Sometimes I wish I could be more prolific like Blondie and speak my heart and mind. Maybe I'm not cut out for the blogosphere. I can visualize what I want to write about, but when it comes to committing it to bits & bytes, nothing happens. Someone suggested that I try stream of conscious style writing, but still nothing comes.
Hmmm, well there is one thing; we have a situation at work where one employee is being displaced from her position and the person causing the displacement slated to start working the position next week. There's been a lot - a lot - of smack spoken about the new person and it feels like a lynch mob mentality. I believe there are always two sides to every story/situation and I'm willing to give the new gal the benefit of the doubt.
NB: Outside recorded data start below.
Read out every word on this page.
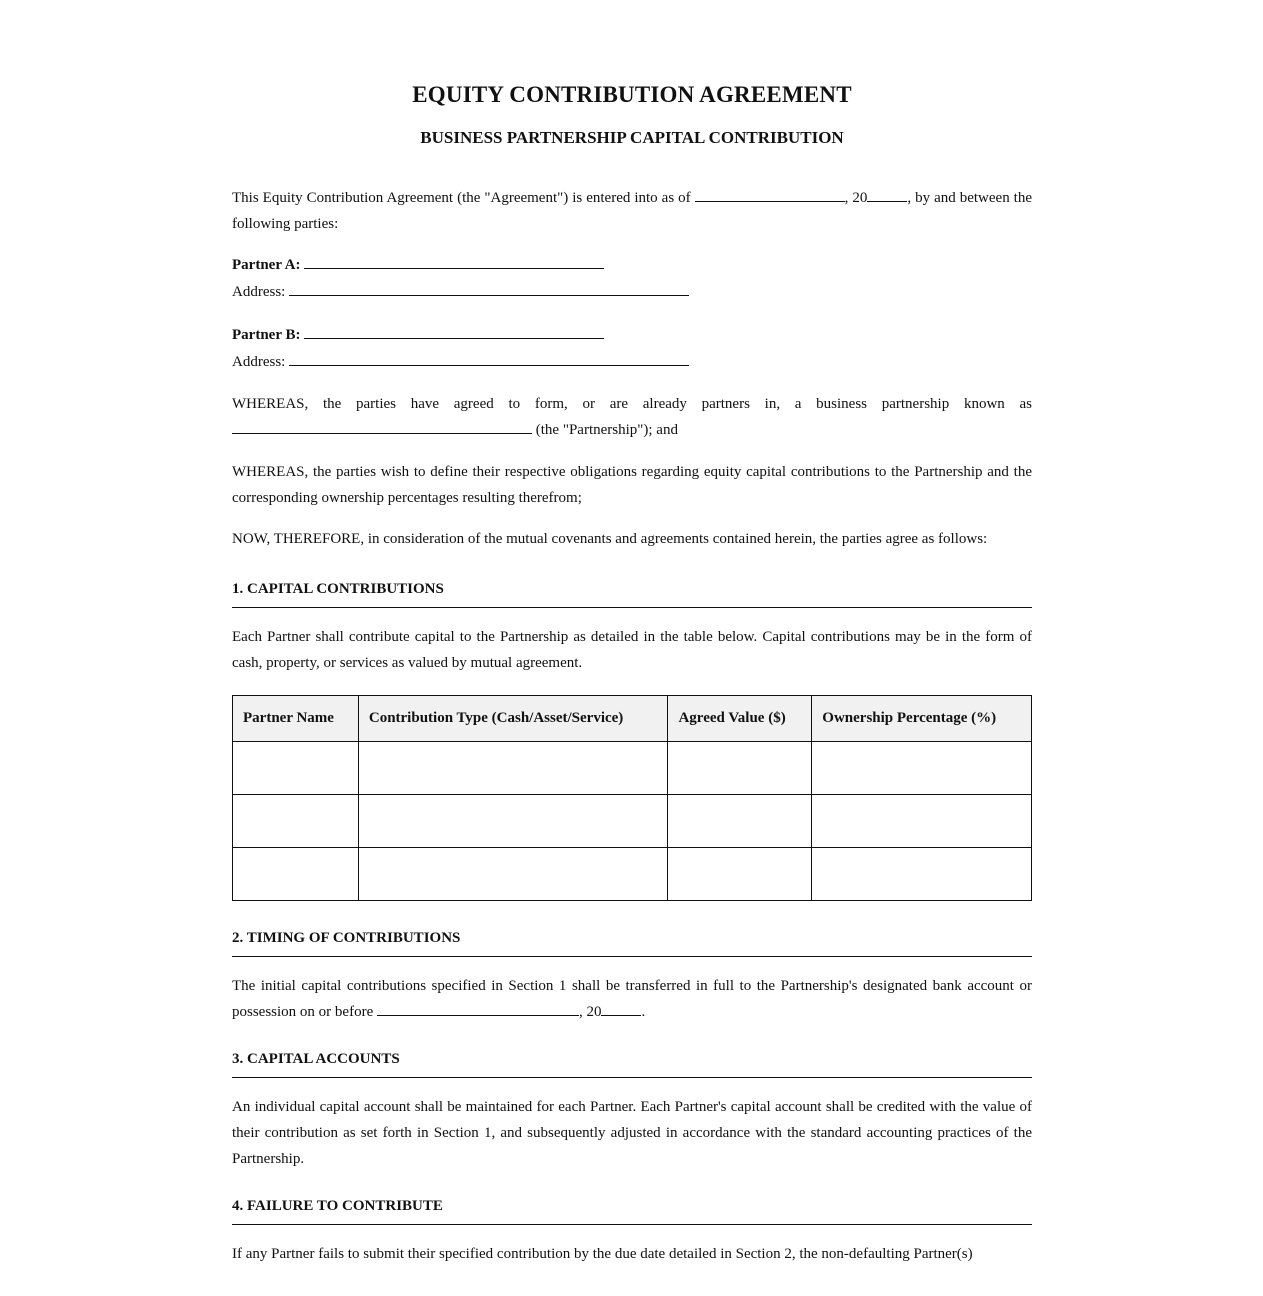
EQUITY CONTRIBUTION AGREEMENT
BUSINESS PARTNERSHIP CAPITAL CONTRIBUTION

This Equity Contribution Agreement (the "Agreement") is entered into as of	, 20	, by and between the following parties:

Partner A:
Address:
Partner B:
Address:

WHEREAS, the parties have agreed to form, or are already partners in, a business partnership known as  (the "Partnership"); and

WHEREAS, the parties wish to define their respective obligations regarding equity capital contributions to the Partnership and the corresponding ownership percentages resulting therefrom;

NOW, THEREFORE, in consideration of the mutual covenants and agreements contained herein, the parties agree as follows:

1. CAPITAL CONTRIBUTIONS

Each Partner shall contribute capital to the Partnership as detailed in the table below. Capital contributions may be in the form of cash, property, or services as valued by mutual agreement.

Partner Name	Contribution Type (Cash/Asset/Service)	Agreed Value ($)	Ownership Percentage (%)

2. TIMING OF CONTRIBUTIONS

The initial capital contributions specified in Section 1 shall be transferred in full to the Partnership's designated bank account or possession on or before	, 20	.

3. CAPITAL ACCOUNTS

An individual capital account shall be maintained for each Partner. Each Partner's capital account shall be credited with the value of their contribution as set forth in Section 1, and subsequently adjusted in accordance with the standard accounting practices of the Partnership.

4. FAILURE TO CONTRIBUTE

If any Partner fails to submit their specified contribution by the due date detailed in Section 2, the non-defaulting Partner(s)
It's hard, though, because the exiting employee is very well liked and connected. She in turn has done everything she can to portray herself the victim and the new employee the villain. So any efforts on my part to dispel some of the rumors, have been met with suspicion and derision. Not exactly a warm, cuddly feeling, know what I mean?
The situation is what it is and the sooner we accept and deal with it, the better off we'll be individually and as a department. The displacement is no ones fault. Hell, the new gal's just trying to hang on to her job like the rest of us. The exiting employee still has employment, just not in our department, so it's not like she's two shades of being homeless or anything.